Macro environment notwithstanding, we like all the trend lines of the need for clinical data to make healthcare decisions, treat patients, and drive better insights. We think that this is a long-term trend that will go unabated for at least a couple of decades.

What impact do you expect to see from the Change Healthcare cyberattack in terms of financing, healthcare policy, and antitrust concerns?

I’ll start with the last one because that will probably be the biggest. We now see where Change, United, and Optum touch every part of the healthcare system. This situation exposed the fragility of some of that and showed how connected some of these pieces are. Greater thought needs so be given to those aspects.

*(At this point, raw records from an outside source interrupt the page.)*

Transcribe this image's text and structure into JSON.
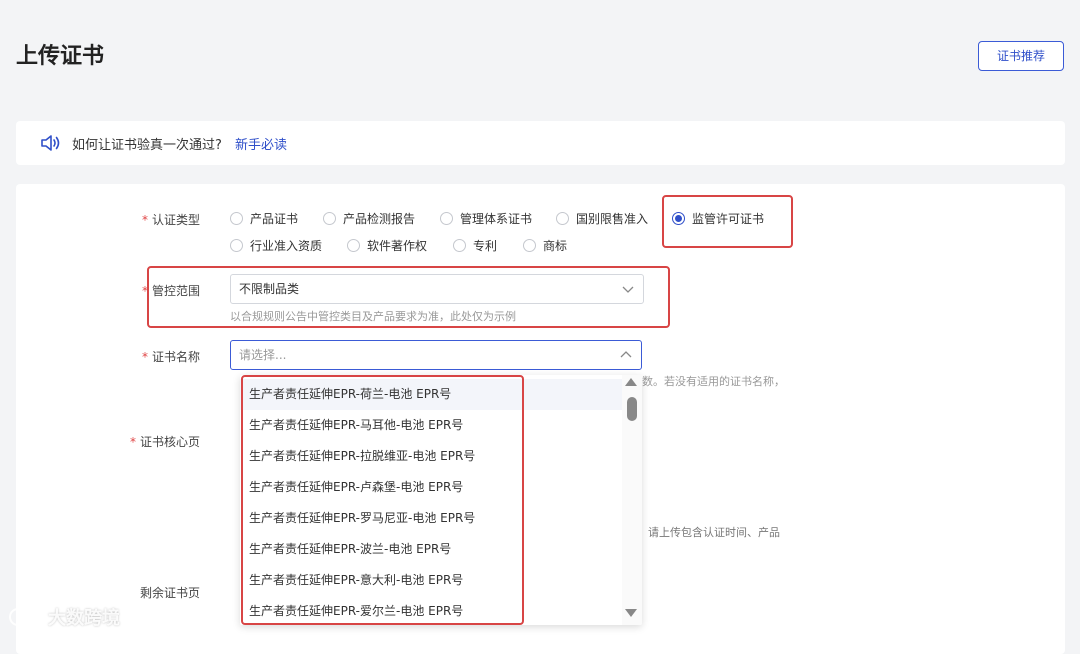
{
  "header": {
    "title": "上传证书",
    "recommend_button": "证书推荐"
  },
  "notice": {
    "text": "如何让证书验真一次通过?",
    "link": "新手必读",
    "icon": "speaker-icon"
  },
  "form": {
    "cert_type": {
      "label": "认证类型",
      "options": [
        "产品证书",
        "产品检测报告",
        "管理体系证书",
        "国别限售准入",
        "监管许可证书",
        "行业准入资质",
        "软件著作权",
        "专利",
        "商标"
      ],
      "selected": "监管许可证书"
    },
    "control_scope": {
      "label": "管控范围",
      "value": "不限制品类",
      "hint": "以合规规则公告中管控类目及产品要求为准，此处仅为示例"
    },
    "cert_name": {
      "label": "证书名称",
      "placeholder": "请选择...",
      "hint_partial": "数。若没有适用的证书名称，",
      "options": [
        "生产者责任延伸EPR-荷兰-电池 EPR号",
        "生产者责任延伸EPR-马耳他-电池 EPR号",
        "生产者责任延伸EPR-拉脱维亚-电池 EPR号",
        "生产者责任延伸EPR-卢森堡-电池 EPR号",
        "生产者责任延伸EPR-罗马尼亚-电池 EPR号",
        "生产者责任延伸EPR-波兰-电池 EPR号",
        "生产者责任延伸EPR-意大利-电池 EPR号",
        "生产者责任延伸EPR-爱尔兰-电池 EPR号"
      ]
    },
    "core_page": {
      "label": "证书核心页",
      "hint_partial": "请上传包含认证时间、产品"
    },
    "remaining_pages": {
      "label": "剩余证书页"
    }
  },
  "watermark": {
    "text": "大数跨境"
  },
  "colors": {
    "accent": "#2f4fc9",
    "required": "#e04545",
    "highlight_box": "#d84545"
  }
}
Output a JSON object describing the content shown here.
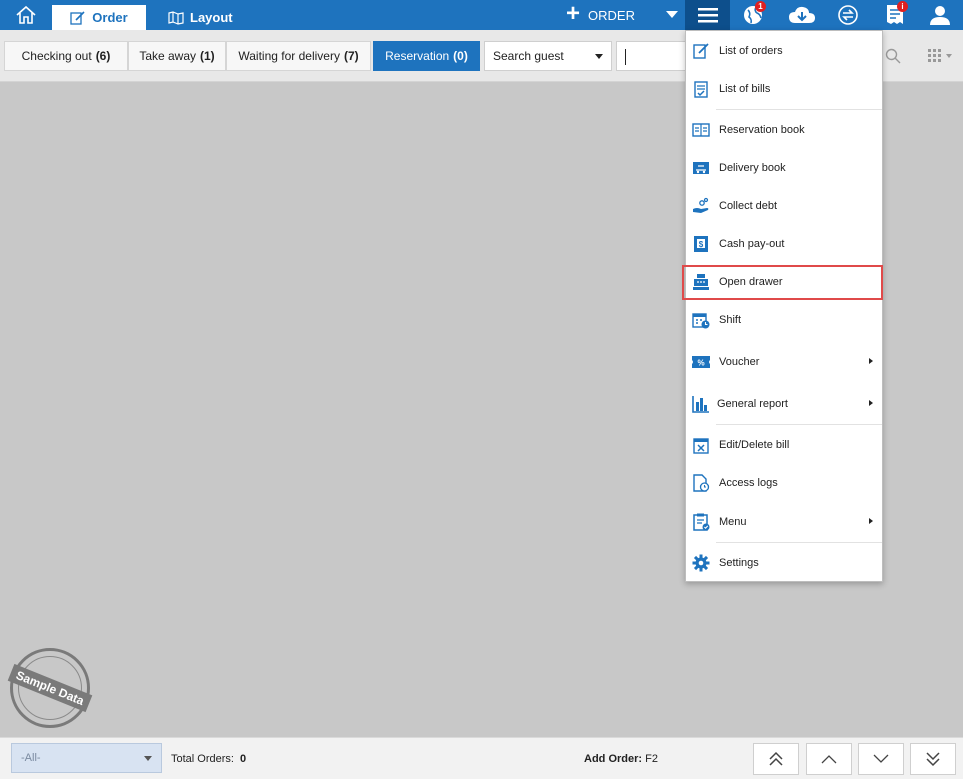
{
  "topbar": {
    "tabs": [
      {
        "label": "Order",
        "active": true
      },
      {
        "label": "Layout",
        "active": false
      }
    ],
    "add_order_label": "ORDER",
    "notifications": {
      "globe_badge": "1",
      "receipt_badge": "i"
    }
  },
  "filters": [
    {
      "label": "Checking out",
      "count": "(6)",
      "active": false
    },
    {
      "label": "Take away",
      "count": "(1)",
      "active": false
    },
    {
      "label": "Waiting for delivery",
      "count": "(7)",
      "active": false
    },
    {
      "label": "Reservation",
      "count": "(0)",
      "active": true
    }
  ],
  "search": {
    "guest_select": "Search guest",
    "query": ""
  },
  "menu": {
    "items": [
      {
        "label": "List of orders",
        "icon": "edit-icon",
        "submenu": false
      },
      {
        "label": "List of bills",
        "icon": "bill-icon",
        "submenu": false
      },
      {
        "label": "Reservation book",
        "icon": "book-icon",
        "submenu": false
      },
      {
        "label": "Delivery book",
        "icon": "delivery-icon",
        "submenu": false
      },
      {
        "label": "Collect debt",
        "icon": "coins-hand-icon",
        "submenu": false
      },
      {
        "label": "Cash pay-out",
        "icon": "cash-icon",
        "submenu": false
      },
      {
        "label": "Open drawer",
        "icon": "cash-register-icon",
        "submenu": false,
        "highlighted": true
      },
      {
        "label": "Shift",
        "icon": "calendar-clock-icon",
        "submenu": false
      },
      {
        "label": "Voucher",
        "icon": "voucher-icon",
        "submenu": true
      },
      {
        "label": "General report",
        "icon": "bar-chart-icon",
        "submenu": true
      },
      {
        "label": "Edit/Delete bill",
        "icon": "calendar-x-icon",
        "submenu": false
      },
      {
        "label": "Access logs",
        "icon": "document-clock-icon",
        "submenu": false
      },
      {
        "label": "Menu",
        "icon": "clipboard-check-icon",
        "submenu": true
      },
      {
        "label": "Settings",
        "icon": "gear-icon",
        "submenu": false
      }
    ]
  },
  "stamp": {
    "label": "Sample Data"
  },
  "footer": {
    "filter_select": "-All-",
    "total_orders_label": "Total Orders:",
    "total_orders_value": "0",
    "add_order_hint_label": "Add Order:",
    "add_order_hint_key": "F2"
  },
  "colors": {
    "primary": "#1e73be",
    "menu_active": "#0d4f8c",
    "highlight": "#e04a4a",
    "canvas": "#c8c8c8"
  }
}
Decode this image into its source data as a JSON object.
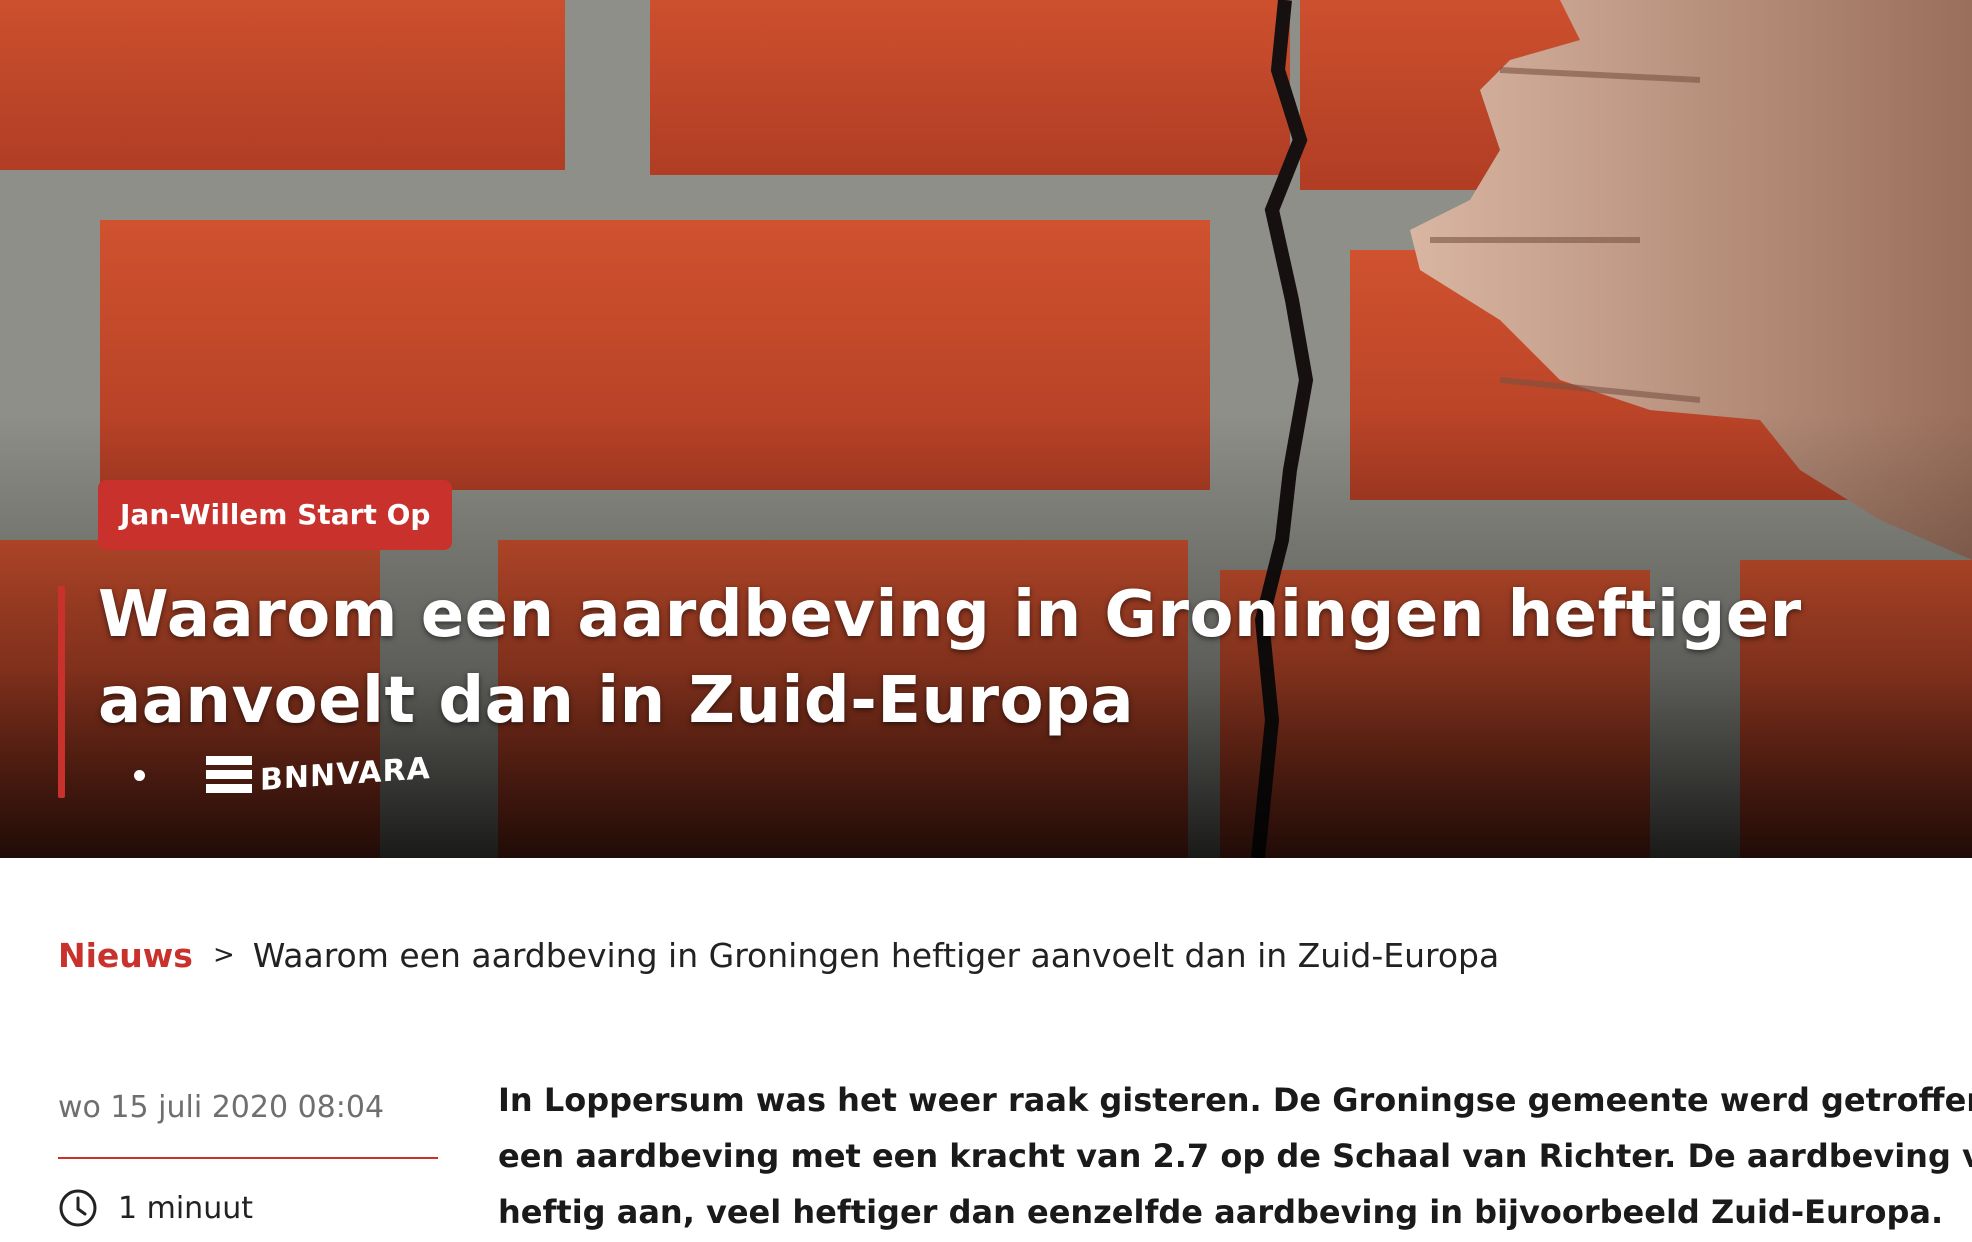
{
  "hero": {
    "tag": "Jan-Willem Start Op",
    "title_line1": "Waarom een aardbeving in Groningen heftiger",
    "title_line2": "aanvoelt dan in Zuid-Europa",
    "brand": "BNNVARA",
    "image_subject": "cracked red brick wall with hand"
  },
  "breadcrumb": {
    "home": "Nieuws",
    "separator": ">",
    "current": "Waarom een aardbeving in Groningen heftiger aanvoelt dan in Zuid-Europa"
  },
  "meta": {
    "date": "wo 15 juli 2020 08:04",
    "read_time": "1 minuut",
    "read_time_icon": "clock-icon"
  },
  "article": {
    "lead_line1": "In Loppersum was het weer raak gisteren. De Groningse gemeente werd getroffen doo",
    "lead_line2": "een aardbeving met een kracht van 2.7 op de Schaal van Richter. De aardbeving voeld",
    "lead_line3": "heftig aan, veel heftiger dan eenzelfde aardbeving in bijvoorbeeld Zuid-Europa."
  },
  "colors": {
    "accent": "#c8312c",
    "brick": "#c4482c",
    "mortar": "#9a9a94",
    "text": "#1a1a1a",
    "muted": "#6f6f6f"
  }
}
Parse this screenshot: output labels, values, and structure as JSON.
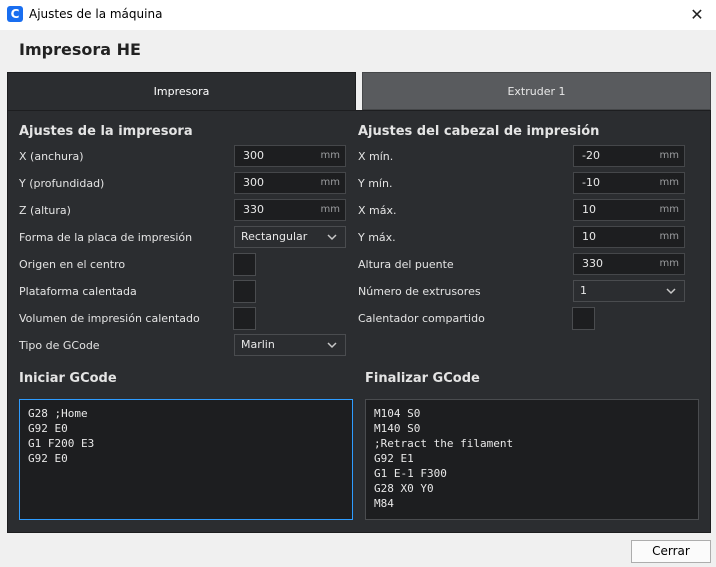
{
  "window": {
    "title": "Ajustes de la máquina",
    "app_icon_letter": "C"
  },
  "printer_name": "Impresora HE",
  "tabs": [
    {
      "label": "Impresora",
      "active": true
    },
    {
      "label": "Extruder 1",
      "active": false
    }
  ],
  "printer_settings": {
    "title": "Ajustes de la impresora",
    "x_label": "X (anchura)",
    "x_value": "300",
    "x_unit": "mm",
    "y_label": "Y (profundidad)",
    "y_value": "300",
    "y_unit": "mm",
    "z_label": "Z (altura)",
    "z_value": "330",
    "z_unit": "mm",
    "bed_shape_label": "Forma de la placa de impresión",
    "bed_shape_value": "Rectangular",
    "origin_center_label": "Origen en el centro",
    "origin_center_checked": false,
    "heated_bed_label": "Plataforma calentada",
    "heated_bed_checked": false,
    "heated_volume_label": "Volumen de impresión calentado",
    "heated_volume_checked": false,
    "gcode_flavor_label": "Tipo de GCode",
    "gcode_flavor_value": "Marlin"
  },
  "printhead_settings": {
    "title": "Ajustes del cabezal de impresión",
    "xmin_label": "X mín.",
    "xmin_value": "-20",
    "xmin_unit": "mm",
    "ymin_label": "Y mín.",
    "ymin_value": "-10",
    "ymin_unit": "mm",
    "xmax_label": "X máx.",
    "xmax_value": "10",
    "xmax_unit": "mm",
    "ymax_label": "Y máx.",
    "ymax_value": "10",
    "ymax_unit": "mm",
    "gantry_label": "Altura del puente",
    "gantry_value": "330",
    "gantry_unit": "mm",
    "extruders_label": "Número de extrusores",
    "extruders_value": "1",
    "shared_heater_label": "Calentador compartido",
    "shared_heater_checked": false
  },
  "start_gcode": {
    "title": "Iniciar GCode",
    "code": "G28 ;Home\nG92 E0\nG1 F200 E3\nG92 E0"
  },
  "end_gcode": {
    "title": "Finalizar GCode",
    "code": "M104 S0\nM140 S0\n;Retract the filament\nG92 E1\nG1 E-1 F300\nG28 X0 Y0\nM84"
  },
  "close_button_label": "Cerrar",
  "colors": {
    "panel_bg": "#2b2d30",
    "field_bg": "#1d1e20",
    "focus_border": "#2e9cff",
    "app_icon": "#196ef0"
  }
}
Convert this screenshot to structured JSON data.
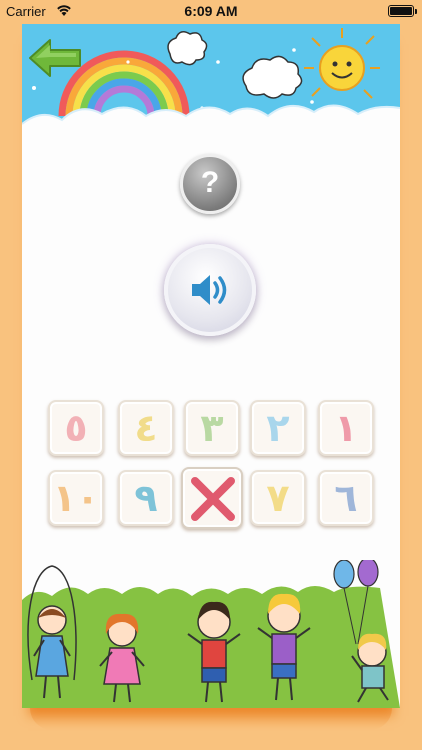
{
  "status_bar": {
    "carrier": "Carrier",
    "time": "6:09 AM"
  },
  "colors": {
    "page_bg": "#f9c27e",
    "sky": "#5cc6ec",
    "grass": "#86c242",
    "back_arrow": "#6fb83a"
  },
  "icons": {
    "back": "arrow-left-icon",
    "help": "question-mark-icon",
    "sound": "speaker-icon",
    "wrong": "red-x-mark-icon"
  },
  "help_button": {
    "label": "?"
  },
  "number_tiles": [
    {
      "row": 1,
      "digit": "٥",
      "color": "#f2b1b6",
      "state": "normal"
    },
    {
      "row": 1,
      "digit": "٤",
      "color": "#f1dc8a",
      "state": "normal"
    },
    {
      "row": 1,
      "digit": "٣",
      "color": "#b9d9a3",
      "state": "normal"
    },
    {
      "row": 1,
      "digit": "٢",
      "color": "#a9d6ec",
      "state": "normal"
    },
    {
      "row": 1,
      "digit": "١",
      "color": "#ef9aa9",
      "state": "normal"
    },
    {
      "row": 2,
      "digit": "١٠",
      "color": "#f4c48a",
      "state": "normal"
    },
    {
      "row": 2,
      "digit": "٩",
      "color": "#7ec3d8",
      "state": "normal"
    },
    {
      "row": 2,
      "digit": "",
      "color": "#e05a6e",
      "state": "wrong"
    },
    {
      "row": 2,
      "digit": "٧",
      "color": "#f3dc88",
      "state": "normal"
    },
    {
      "row": 2,
      "digit": "٦",
      "color": "#9fb6d9",
      "state": "normal"
    }
  ]
}
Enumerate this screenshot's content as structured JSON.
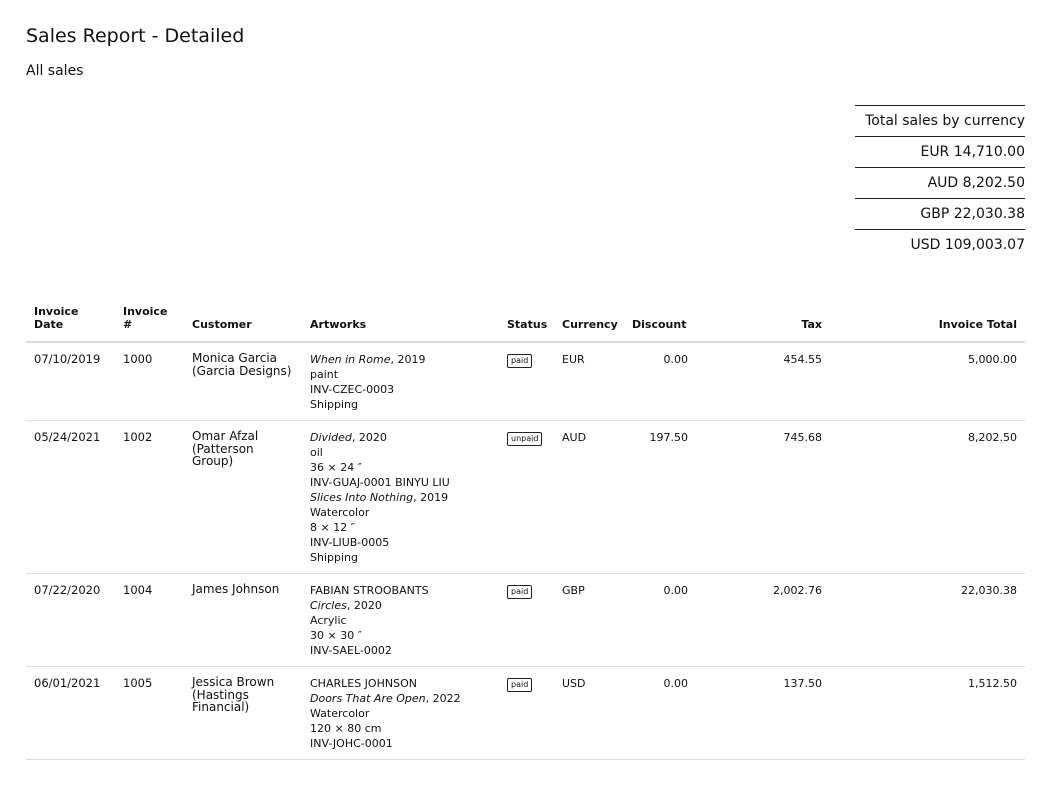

If you’re a provider, you have to think about who has your data and who you are connecting with. How do you make sure, as a provider or payer, that they have the highest standards of security, probably beyond HITRUST? We at MRO pride ourselves that we have been delivering secure, compliant data for 20-plus years, and we understand the sensitivity of that. Heightening those standards will increase. Every provider and payer will take a closer look, not that they weren’t before.

I also think about diversification, making sure that you don’t have all your eggs in one basket. That will have implications in how both providers and payers think about deploying technology and vendors. 

What are the key parts of the company’s near-term strategy?

We are in the early innings of a digital transformation. We want to continue to deploy technology across every part of our business. That will be a big part of our strategy.  We need to continue our client centricity and make sure that we are widening and deepening our relationships with our clients. We operate in a multi -sided network and need to make sure that we continue to deliver value to all sides of that network to continue to drive network effects across our business model.